«La Administración no quiere a los polizones en lugares públicos y nos los mete en casa»

La finca, a la entrada de Zierbena, tiene una superficie de 35 hectáreas. /Luis Ángel Gómez
La finca, a la entrada de Zierbena, tiene una superficie de 35 hectáreas. / Luis Ángel Gómez

Los propietarios de una finca en Zierbena se confiesan superados por la llegada masiva de inmigrantes al Puerto. «Campan a sus anchas y duermen en la cuadra»

ENEKO PÉREZ

«Se convirtieron en un problema desde el primer día. Estamos hartos». La presencia habitual de los polizones que acampan en las inmediaciones del Puerto de Bilbao tiene en vilo a Leire y a Ángel, un matrimonio que posee una finca situada muy cerca de la carretera de acceso a Zierbena. En esas 35 hectáreas tienen veinte vacas y «hemos llegado a acumular dos toneladas de basura», explica a este periódico la pareja, cuya residencia principal está en el barrio santurtziarra de Mamariga. «Las autoridades no los quieren ni ver en los sitios públicos. Pero cuando los echan de allí, nos los meten a nosotros en casa», protesta la mujer.

Ha pasado ya más de año y medio desde que se empezaran a detectar los primeros asentamientos, en su mayoría de albaneses. Su presencia alteró la calma del pueblo, donde se empezaron a vivir situaciones insólitas. «En nuestro solar es normal encontrar tiendas de campaña, ropa interior o gente durmiendo en la cuadra. También hacen sus necesidades por aquí», revela Leire «inquieta». Además, «los que llegan ahora son más mayores que al principio y ya no son tan educados. Responden más», advierte.

El año pasado, la Guardia Civil registró 3.815 intentos de acceso ilegal al Puerto de Bilbao

Ellos lo han vivido día a día. «Ángel llamó la atención a los primeros porque eran muy sucios. Desde entonces, lo dejaban todo limpio». Pero ahora ya no es así. Además, han tenido que hacerse cargo de facturas abultadas: «En una ocasión tuvimos que pagar hasta 600 euros por el agua. A raíz de eso supimos que se estaban duchando con las mangueras que utilizamos con los animales».

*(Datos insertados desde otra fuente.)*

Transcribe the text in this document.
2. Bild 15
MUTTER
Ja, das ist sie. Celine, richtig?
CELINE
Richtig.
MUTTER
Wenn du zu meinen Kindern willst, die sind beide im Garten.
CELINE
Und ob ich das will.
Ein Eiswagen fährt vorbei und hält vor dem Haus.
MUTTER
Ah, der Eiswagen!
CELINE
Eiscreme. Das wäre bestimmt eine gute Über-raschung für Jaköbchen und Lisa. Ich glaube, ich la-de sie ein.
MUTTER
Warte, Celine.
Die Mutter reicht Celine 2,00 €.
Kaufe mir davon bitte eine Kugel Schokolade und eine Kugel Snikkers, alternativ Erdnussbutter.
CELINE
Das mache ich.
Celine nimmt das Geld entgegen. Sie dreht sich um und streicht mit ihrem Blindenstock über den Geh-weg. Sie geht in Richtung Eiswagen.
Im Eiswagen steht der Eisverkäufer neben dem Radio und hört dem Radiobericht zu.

Su descontento y el de varios vecinos más ha llegado hasta el Ayuntamiento. El alcalde, Iñigo Ortuzar, admite que «la preocupación es absoluta desde el primer día. Hacemos lo imposible por tener despejado nuestro terreno municipal, pero esta situación nos supera». Leire y Ángel apuntan más arriba, «al Gobierno vasco y a la Diputación. Si nadie levantase la voz ellos no moverían ni un dedo. Su actitud es una vergüenza, están intentando tapar el problema en vez de buscar soluciones», censuran. «No entiendo por qué mi parcela se ha tenido que convertir en un vertedero y el hogar de gente que no conocemos. Me da miedo que algún día le pase algo a mi marido, pasa muchas horas al día allí», suspira ella. Su caso guarda similitudes con el de Yolanda Piñeiro, otra vecina que ya denunció hace menos de dos semanas en este periódico que los polizones habían entrado en su casa cuatro veces.

«No son refugiados»

Fuentes consultadas por este periódico aseguran que estos inmigrantes «no son refugiados de guerra. Son personas extranjeras con dinero, móviles de última generación y una obsesión enfermiza por llegar hasta Reino Unido», advierten, una versión que choca con la de algunas asociaciones que los ayudan. Los datos, eso sí, no mienten. Según la Guardia Civil, solo el año pasado se detectaron en la terminal marítima vizcaína 3.815 intentos de acceso ilegal, diez veces más que en 2016.